Vejo fogo por toda parte. Fogo se alastrando pela selva, produzindo chamas nos galhos e fumaça queimando os meus pulmões por dentro. Estava correndo, imundo e todo machucado no rosto, e com o meu pulso cortado, expelindo sangue como se fosse lava saindo de um vulcão em erupção. Aliás, eu nem sei onde me feri, tampouco porque. Corri a plenas pernas, quando ouvi uma menina berrar o meu nome:

– HEINRICH!!

Tentei me virar para saber de onde vinha aquele grito. Era de uma garota que nem sei se estava comigo, seja nessa ou em alguma ocasião. Estava segurando um fuzil na mão esquerda, quando, do nada, apontei para o céu e atirei, produzindo explosão e me arremessando para bem longe dali. Nesse mesmo momento, eu abri os olhos, rapidamente, e essa mesma garota me chamava. Era a minha irmã me acordando para mais um dia (humilhante) para nós, os judeus.

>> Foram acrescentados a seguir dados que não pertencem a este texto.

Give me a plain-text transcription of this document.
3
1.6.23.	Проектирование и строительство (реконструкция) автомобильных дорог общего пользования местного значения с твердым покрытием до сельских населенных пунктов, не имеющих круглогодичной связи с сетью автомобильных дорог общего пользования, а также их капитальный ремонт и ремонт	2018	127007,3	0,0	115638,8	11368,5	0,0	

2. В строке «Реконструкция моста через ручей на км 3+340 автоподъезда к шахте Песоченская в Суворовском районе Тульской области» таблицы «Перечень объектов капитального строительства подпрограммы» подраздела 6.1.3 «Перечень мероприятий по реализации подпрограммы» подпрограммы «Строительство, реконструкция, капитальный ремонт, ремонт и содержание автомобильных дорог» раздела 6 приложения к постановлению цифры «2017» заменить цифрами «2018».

– Heinrich! Papai chegou! Papai chegou!

– Quem? - perguntei, surpreso.

Logo em seguida, fui até ao banheiro. Me olhei no rosto pelo espelho. Não havia sangue, nem suor, tampouco, ferida. Sonhei, pensei. Hoje era o dia humilhante para os judeus alemães. O Dia da Seleção, em que os judeus entre 15 e 18 anos são selecionados via sorteio para participar de uma espécie de reality show, cujo objetivo é viver em condições precárias e desumanas em uma selva, onde são confinados. O reality termina quando restam apenas dois sobreviventes de sexo oposto, o que isso significa que receberão fama, fortuna e acesso à vida social, cultural, econômica e política. Enquanto o resto de nós fica em quarentena.

Os judeus correspondem a quase metade da população alemã. Porém, desde que o Golpe do III Reich foi dado pela facção Nazista (há muito tempo já existia o Nazismo, liderado pelo chanceler Hitler - aquele louco! - que praticamente se quebrou com o tribunal de Nuremberg, - estamos no ano de 2043, mais de cem anos da ascensão de Hitler), o governo, agora totalitário, passou a seguir os mesmos moldes do Nazismo: a superioridade da raça ariana, o nacionalismo, a exaltação ao líder - Adolfus Hitler II (eca!), o racismo e, acima de tudo, o anti-semitismo. Ódio a nós, judeus. Pra que tanto ódio? O que é que a gente fez, para o começo da conversa? Tem alguns que dizem que os judeus são uns trapaceiros, praticam a usura; tem outros que odeiam só por odiar. A pior coisa no mundo é ser odiado por todos ao seu redor. Cuspindo em você, falando impropérios... É isso que esse cara quer. Nos exterminar!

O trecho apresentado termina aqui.